Oregon Roads - Old OR/US 99 - Sunny Valley Loop
Sunny Valley Loop, former OR/US 99
The main reason anyone uses Sunny Valley Loop is to view the Grave Creek Bridge, built in 1920 as part of the Pacific Highway and incorporated into the original US 99. These photos head north from I-5 Exit 71 like most tourists would, which is why the covered site marker is on this side.
After crossing the bridge, most people just return to the Interstate because despite the name, Sunny Valley does not Loop. You can see some attempt to provide yellow center striping on the paved road to the north, but it's just yellow spray paint on top of original (1950s-1960s) white centerline. Notice that it's all dashed despite the lack of passing sight distance.

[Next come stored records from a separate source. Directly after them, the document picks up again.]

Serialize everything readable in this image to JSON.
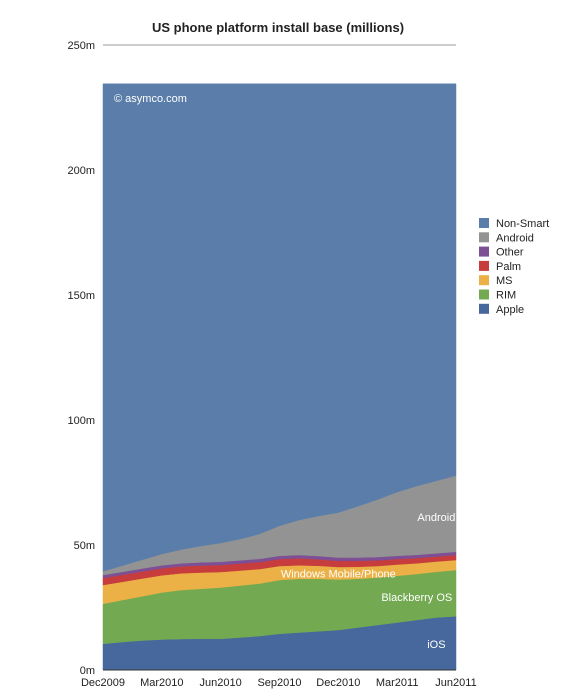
{
  "chart_data": {
    "type": "area",
    "stacked": true,
    "title": "US phone platform install base (millions)",
    "watermark": "© asymco.com",
    "xlabel": "",
    "ylabel": "",
    "ylim": [
      0,
      250
    ],
    "yticks": [
      0,
      50,
      100,
      150,
      200,
      250
    ],
    "ytick_labels": [
      "0m",
      "50m",
      "100m",
      "150m",
      "200m",
      "250m"
    ],
    "x": [
      "Dec2009",
      "Jan2010",
      "Feb2010",
      "Mar2010",
      "Apr2010",
      "May2010",
      "Jun2010",
      "Jul2010",
      "Aug2010",
      "Sep2010",
      "Oct2010",
      "Nov2010",
      "Dec2010",
      "Jan2011",
      "Feb2011",
      "Mar2011",
      "Apr2011",
      "May2011",
      "Jun2011"
    ],
    "xtick_labels": [
      "Dec2009",
      "Mar2010",
      "Jun2010",
      "Sep2010",
      "Dec2010",
      "Mar2011",
      "Jun2011"
    ],
    "xtick_indices": [
      0,
      3,
      6,
      9,
      12,
      15,
      18
    ],
    "grid": false,
    "legend": "right",
    "series": [
      {
        "name": "Apple",
        "color": "#46689c",
        "values": [
          10.5,
          11.2,
          11.8,
          12.2,
          12.4,
          12.5,
          12.5,
          13.0,
          13.6,
          14.5,
          15.0,
          15.5,
          16.0,
          17.0,
          18.0,
          19.0,
          20.0,
          21.0,
          21.5
        ]
      },
      {
        "name": "RIM",
        "color": "#72a951",
        "values": [
          16.0,
          16.8,
          17.7,
          18.8,
          19.6,
          20.0,
          20.5,
          20.8,
          21.0,
          21.5,
          21.5,
          21.0,
          20.2,
          19.5,
          19.0,
          18.7,
          18.4,
          18.3,
          18.5
        ]
      },
      {
        "name": "MS",
        "color": "#ebb146",
        "values": [
          7.5,
          7.3,
          7.1,
          6.9,
          6.7,
          6.5,
          6.2,
          6.0,
          5.8,
          5.6,
          5.4,
          5.2,
          5.0,
          4.8,
          4.6,
          4.5,
          4.3,
          4.1,
          4.0
        ]
      },
      {
        "name": "Palm",
        "color": "#c73c3c",
        "values": [
          2.8,
          2.8,
          2.8,
          2.8,
          2.8,
          2.8,
          2.8,
          2.8,
          2.8,
          2.8,
          2.8,
          2.6,
          2.5,
          2.4,
          2.3,
          2.2,
          2.1,
          2.0,
          2.0
        ]
      },
      {
        "name": "Other",
        "color": "#7d4f94",
        "values": [
          1.2,
          1.2,
          1.2,
          1.2,
          1.2,
          1.3,
          1.3,
          1.3,
          1.3,
          1.3,
          1.3,
          1.3,
          1.3,
          1.3,
          1.3,
          1.3,
          1.3,
          1.3,
          1.3
        ]
      },
      {
        "name": "Android",
        "color": "#939393",
        "values": [
          1.5,
          2.5,
          3.5,
          4.5,
          5.5,
          6.5,
          7.5,
          8.5,
          10.0,
          12.0,
          14.0,
          16.0,
          18.0,
          20.5,
          23.0,
          25.5,
          27.5,
          29.0,
          30.5
        ]
      },
      {
        "name": "Non-Smart",
        "color": "#5a7ea9",
        "values": [
          195.0,
          192.7,
          190.4,
          188.1,
          186.3,
          184.9,
          183.7,
          182.1,
          180.0,
          176.8,
          174.5,
          172.9,
          171.5,
          169.0,
          166.3,
          163.3,
          160.9,
          158.8,
          156.7
        ]
      }
    ],
    "annotations": [
      {
        "text": "Android",
        "series": "Android",
        "x_index": 17
      },
      {
        "text": "Windows Mobile/Phone",
        "series": "MS",
        "x_index": 12
      },
      {
        "text": "Blackberry OS",
        "series": "RIM",
        "x_index": 16
      },
      {
        "text": "iOS",
        "series": "Apple",
        "x_index": 17
      }
    ],
    "legend_order": [
      "Non-Smart",
      "Android",
      "Other",
      "Palm",
      "MS",
      "RIM",
      "Apple"
    ]
  }
}
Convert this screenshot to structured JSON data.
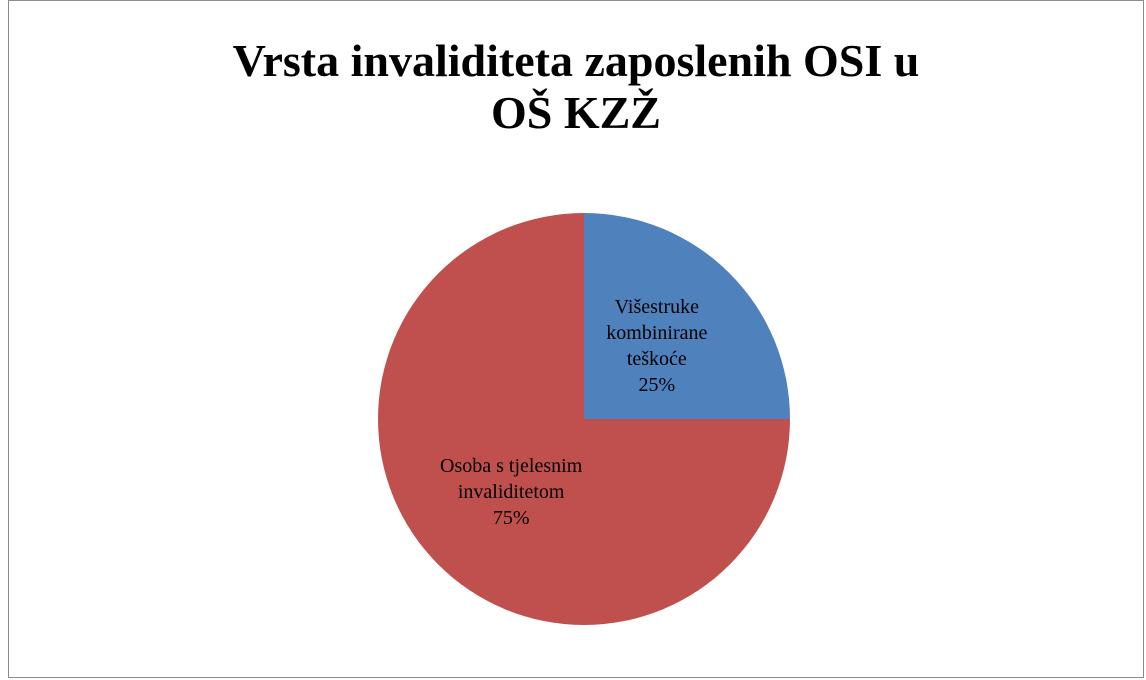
{
  "chart_data": {
    "type": "pie",
    "title": "Vrsta invaliditeta zaposlenih OSI u OŠ KZŽ",
    "categories": [
      "Višestruke kombinirane teškoće",
      "Osoba s tjelesnim invaliditetom"
    ],
    "values": [
      25,
      75
    ],
    "value_labels": [
      "25%",
      "75%"
    ],
    "colors": [
      "#4f81bd",
      "#c0504d"
    ]
  }
}
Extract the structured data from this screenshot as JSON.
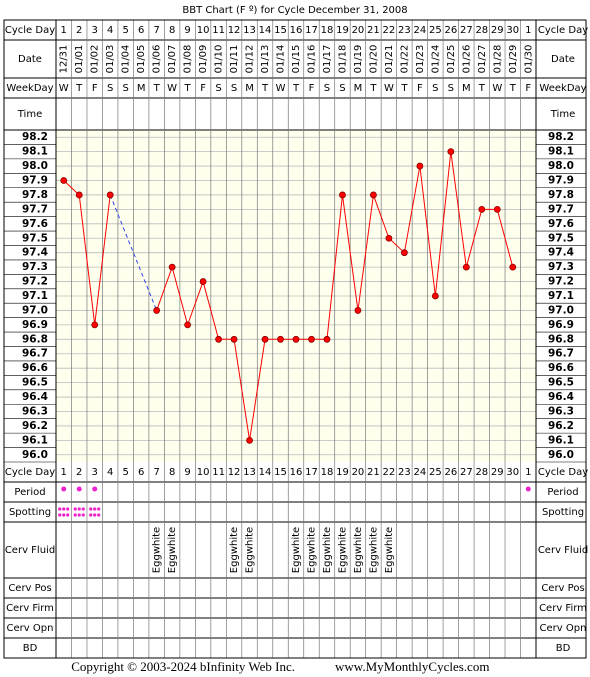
{
  "chart_data": {
    "type": "line",
    "title": "BBT Chart (F º) for Cycle December 31, 2008",
    "row_labels": {
      "cycle_day": "Cycle Day",
      "date": "Date",
      "weekday": "WeekDay",
      "time": "Time",
      "period": "Period",
      "spotting": "Spotting",
      "cerv_fluid": "Cerv Fluid",
      "cerv_pos": "Cerv Pos",
      "cerv_firm": "Cerv Firm",
      "cerv_opn": "Cerv Opn",
      "bd": "BD"
    },
    "categories": [
      1,
      2,
      3,
      4,
      5,
      6,
      7,
      8,
      9,
      10,
      11,
      12,
      13,
      14,
      15,
      16,
      17,
      18,
      19,
      20,
      21,
      22,
      23,
      24,
      25,
      26,
      27,
      28,
      29,
      30,
      1
    ],
    "dates": [
      "12/31",
      "01/01",
      "01/02",
      "01/03",
      "01/04",
      "01/05",
      "01/06",
      "01/07",
      "01/08",
      "01/09",
      "01/10",
      "01/11",
      "01/12",
      "01/13",
      "01/14",
      "01/15",
      "01/16",
      "01/17",
      "01/18",
      "01/19",
      "01/20",
      "01/21",
      "01/22",
      "01/23",
      "01/24",
      "01/25",
      "01/26",
      "01/27",
      "01/28",
      "01/29",
      "01/30"
    ],
    "weekdays": [
      "W",
      "T",
      "F",
      "S",
      "S",
      "M",
      "T",
      "W",
      "T",
      "F",
      "S",
      "S",
      "M",
      "T",
      "W",
      "T",
      "F",
      "S",
      "S",
      "M",
      "T",
      "W",
      "T",
      "F",
      "S",
      "S",
      "M",
      "T",
      "W",
      "T",
      "F"
    ],
    "values": [
      97.9,
      97.8,
      96.9,
      97.8,
      null,
      null,
      97.0,
      97.3,
      96.9,
      97.2,
      96.8,
      96.8,
      96.1,
      96.8,
      96.8,
      96.8,
      96.8,
      96.8,
      97.8,
      97.0,
      97.8,
      97.5,
      97.4,
      98.0,
      97.1,
      98.1,
      97.3,
      97.7,
      97.7,
      97.3,
      null
    ],
    "color": "#ff0000",
    "ylim": [
      96.0,
      98.2
    ],
    "yticks": [
      {
        "value": 96.0,
        "label": "96.0"
      },
      96.1,
      96.2,
      96.3,
      96.4,
      96.5,
      96.6,
      96.7,
      96.8,
      96.9,
      {
        "value": 97.0,
        "label": "97.0"
      },
      97.1,
      97.2,
      97.3,
      97.4,
      97.5,
      97.6,
      97.7,
      97.8,
      97.9,
      {
        "value": 98.0,
        "label": "98.0"
      },
      98.1,
      98.2
    ],
    "grid": true,
    "period": [
      true,
      true,
      true,
      false,
      false,
      false,
      false,
      false,
      false,
      false,
      false,
      false,
      false,
      false,
      false,
      false,
      false,
      false,
      false,
      false,
      false,
      false,
      false,
      false,
      false,
      false,
      false,
      false,
      false,
      false,
      true
    ],
    "spotting": [
      true,
      true,
      true,
      false,
      false,
      false,
      false,
      false,
      false,
      false,
      false,
      false,
      false,
      false,
      false,
      false,
      false,
      false,
      false,
      false,
      false,
      false,
      false,
      false,
      false,
      false,
      false,
      false,
      false,
      false,
      false
    ],
    "cerv_fluid": [
      null,
      null,
      null,
      null,
      null,
      null,
      "Eggwhite",
      "Eggwhite",
      null,
      null,
      null,
      "Eggwhite",
      "Eggwhite",
      null,
      null,
      "Eggwhite",
      "Eggwhite",
      "Eggwhite",
      "Eggwhite",
      "Eggwhite",
      "Eggwhite",
      "Eggwhite",
      null,
      null,
      null,
      null,
      null,
      null,
      null,
      null,
      null
    ],
    "marker_color": "#ee22cc"
  },
  "footer": {
    "copyright": "Copyright © 2003-2024 bInfinity Web Inc.",
    "site": "www.MyMonthlyCycles.com"
  }
}
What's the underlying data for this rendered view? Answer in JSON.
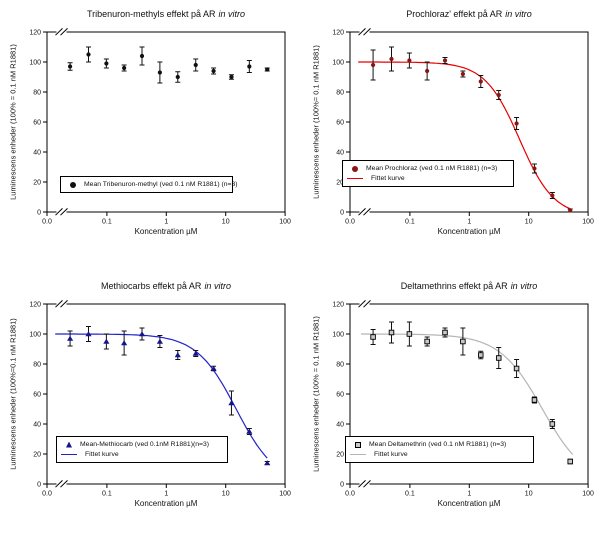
{
  "shared": {
    "background": "#ffffff",
    "axis_color": "#000000",
    "xscale": "log-with-axis-break",
    "grid": false,
    "legend_position": "lower-left-inside",
    "x_origin_label": "0.0",
    "xticks": [
      0.1,
      1,
      10,
      100
    ],
    "xtick_labels": [
      "0.1",
      "1",
      "10",
      "100"
    ],
    "yticks": [
      0,
      20,
      40,
      60,
      80,
      100,
      120
    ],
    "ytick_labels": [
      "0",
      "20",
      "40",
      "60",
      "80",
      "100",
      "120"
    ],
    "ylim": [
      0,
      120
    ]
  },
  "chart_data": [
    {
      "type": "scatter",
      "title": "Tribenuron-methyls effekt på AR",
      "title_italic": "in vitro",
      "ylabel": "Luminescens enheder (100% = 0.1 nM R1881)",
      "xlabel": "Koncentration µM",
      "x": [
        0.024,
        0.049,
        0.098,
        0.195,
        0.39,
        0.78,
        1.56,
        3.13,
        6.25,
        12.5,
        25,
        50
      ],
      "values": [
        97,
        105,
        99,
        96,
        104,
        93,
        90,
        98,
        94,
        90,
        97,
        95
      ],
      "errors": [
        2.5,
        5,
        3,
        2,
        6,
        7,
        3.5,
        4,
        2,
        1.5,
        4,
        1
      ],
      "marker": "circle",
      "marker_color": "#111111",
      "curve": null,
      "legend_label": "Mean Tribenuron-methyl (ved 0.1 nM R1881) (n=3)"
    },
    {
      "type": "scatter",
      "title": "Prochloraz' effekt på AR",
      "title_italic": "in vitro",
      "ylabel": "Luminescens enheder (100%= 0.1 nM R1881)",
      "xlabel": "Koncentration µM",
      "x": [
        0.024,
        0.049,
        0.098,
        0.195,
        0.39,
        0.78,
        1.56,
        3.13,
        6.25,
        12.5,
        25,
        50
      ],
      "values": [
        98,
        102,
        101,
        94,
        101,
        92,
        87,
        78,
        59,
        29,
        11,
        1
      ],
      "errors": [
        10,
        8,
        5,
        6,
        2,
        2,
        4,
        3,
        4,
        3,
        2,
        1
      ],
      "marker": "circle",
      "marker_color": "#8b1414",
      "curve": {
        "label": "Fittet kurve",
        "color": "#e60000",
        "top": 100,
        "bottom": -3,
        "ec50": 7,
        "hill": 1.5,
        "x_start": 0.0135,
        "x_end": 52
      },
      "legend_label": "Mean Prochloraz (ved 0.1 nM R1881) (n=3)"
    },
    {
      "type": "scatter",
      "title": "Methiocarbs effekt på AR",
      "title_italic": "in vitro",
      "ylabel": "Luminescens enheder (100%=0.1 nM R1881)",
      "xlabel": "Koncentration µM",
      "x": [
        0.024,
        0.049,
        0.098,
        0.195,
        0.39,
        0.78,
        1.56,
        3.13,
        6.25,
        12.5,
        25,
        50
      ],
      "values": [
        97,
        100,
        95,
        94,
        100,
        95,
        86,
        87,
        77,
        54,
        35,
        14
      ],
      "errors": [
        5,
        5,
        5,
        8,
        4,
        4,
        3,
        2,
        1.5,
        8,
        2,
        1
      ],
      "marker": "triangle",
      "marker_color": "#16168c",
      "curve": {
        "label": "Fittet kurve",
        "color": "#2222cc",
        "top": 100,
        "bottom": 0,
        "ec50": 15,
        "hill": 1.3,
        "x_start": 0.0135,
        "x_end": 50
      },
      "legend_label": "Mean-Methiocarb (ved 0.1nM R1881)(n=3)"
    },
    {
      "type": "scatter",
      "title": "Deltamethrins effekt på AR",
      "title_italic": "in vitro",
      "ylabel": "Luminescens enheder (100% = 0.1 nM R1881)",
      "xlabel": "Koncentration µM",
      "x": [
        0.024,
        0.049,
        0.098,
        0.195,
        0.39,
        0.78,
        1.56,
        3.13,
        6.25,
        12.5,
        25,
        50
      ],
      "values": [
        98,
        101,
        100,
        95,
        101,
        95,
        86,
        84,
        77,
        56,
        40,
        15
      ],
      "errors": [
        5,
        7,
        8,
        3,
        3,
        9,
        2.5,
        7,
        6,
        2,
        3,
        1.5
      ],
      "marker": "square",
      "marker_color": "#c9c9c9",
      "marker_stroke": "#000000",
      "curve": {
        "label": "Fittet kurve",
        "color": "#b5b5b5",
        "top": 100,
        "bottom": 0,
        "ec50": 17,
        "hill": 1.2,
        "x_start": 0.015,
        "x_end": 55
      },
      "legend_label": "Mean Deltamethrin (ved 0.1 nM R1881) (n=3)"
    }
  ]
}
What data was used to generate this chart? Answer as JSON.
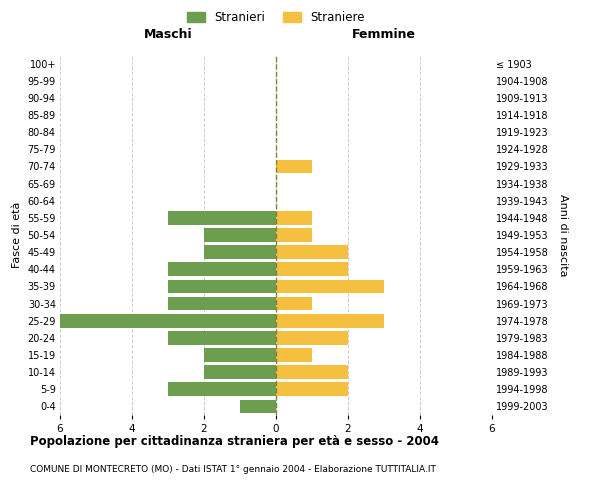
{
  "age_groups": [
    "0-4",
    "5-9",
    "10-14",
    "15-19",
    "20-24",
    "25-29",
    "30-34",
    "35-39",
    "40-44",
    "45-49",
    "50-54",
    "55-59",
    "60-64",
    "65-69",
    "70-74",
    "75-79",
    "80-84",
    "85-89",
    "90-94",
    "95-99",
    "100+"
  ],
  "birth_years": [
    "1999-2003",
    "1994-1998",
    "1989-1993",
    "1984-1988",
    "1979-1983",
    "1974-1978",
    "1969-1973",
    "1964-1968",
    "1959-1963",
    "1954-1958",
    "1949-1953",
    "1944-1948",
    "1939-1943",
    "1934-1938",
    "1929-1933",
    "1924-1928",
    "1919-1923",
    "1914-1918",
    "1909-1913",
    "1904-1908",
    "≤ 1903"
  ],
  "males": [
    1,
    3,
    2,
    2,
    3,
    6,
    3,
    3,
    3,
    2,
    2,
    3,
    0,
    0,
    0,
    0,
    0,
    0,
    0,
    0,
    0
  ],
  "females": [
    0,
    2,
    2,
    1,
    2,
    3,
    1,
    3,
    2,
    2,
    1,
    1,
    0,
    0,
    1,
    0,
    0,
    0,
    0,
    0,
    0
  ],
  "male_color": "#6d9e4f",
  "female_color": "#f5c040",
  "title_main": "Popolazione per cittadinanza straniera per età e sesso - 2004",
  "title_sub": "COMUNE DI MONTECRETO (MO) - Dati ISTAT 1° gennaio 2004 - Elaborazione TUTTITALIA.IT",
  "xlabel_left": "Maschi",
  "xlabel_right": "Femmine",
  "ylabel_left": "Fasce di età",
  "ylabel_right": "Anni di nascita",
  "legend_male": "Stranieri",
  "legend_female": "Straniere",
  "xlim": 6,
  "background_color": "#ffffff",
  "grid_color": "#cccccc",
  "bar_height": 0.8,
  "center_line_color": "#808040"
}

Here it's just striped all over the place. No passing, driving, turning, or stopping.
The yellow fades and white shines through as I continue north to pavement's dead end, impaled by a power line support. The path continuing on is a dead-end unrelated to US 99. The original route went downhill from here to rejoin what was then US 99's valley alignment, which became what's now I-5, and that's why this is called "Loop."
The northern drivable end is curved west on the side of St. Peter Mountain, so as I turn left I'm facing south toward Sexton Mountain, another one that US 99 had to climb.
All the way back down the hill and back to civilization. With a side street (Placer Rd.) intersecting just north of a one-lane bridge, there's active vehicle detection to keep things sane. Traffic volumes are low and generally would use Placer Rd., but there is an amount of tourist traffic that wouldn't expect the side street and would want to just U-turn, making this necessary.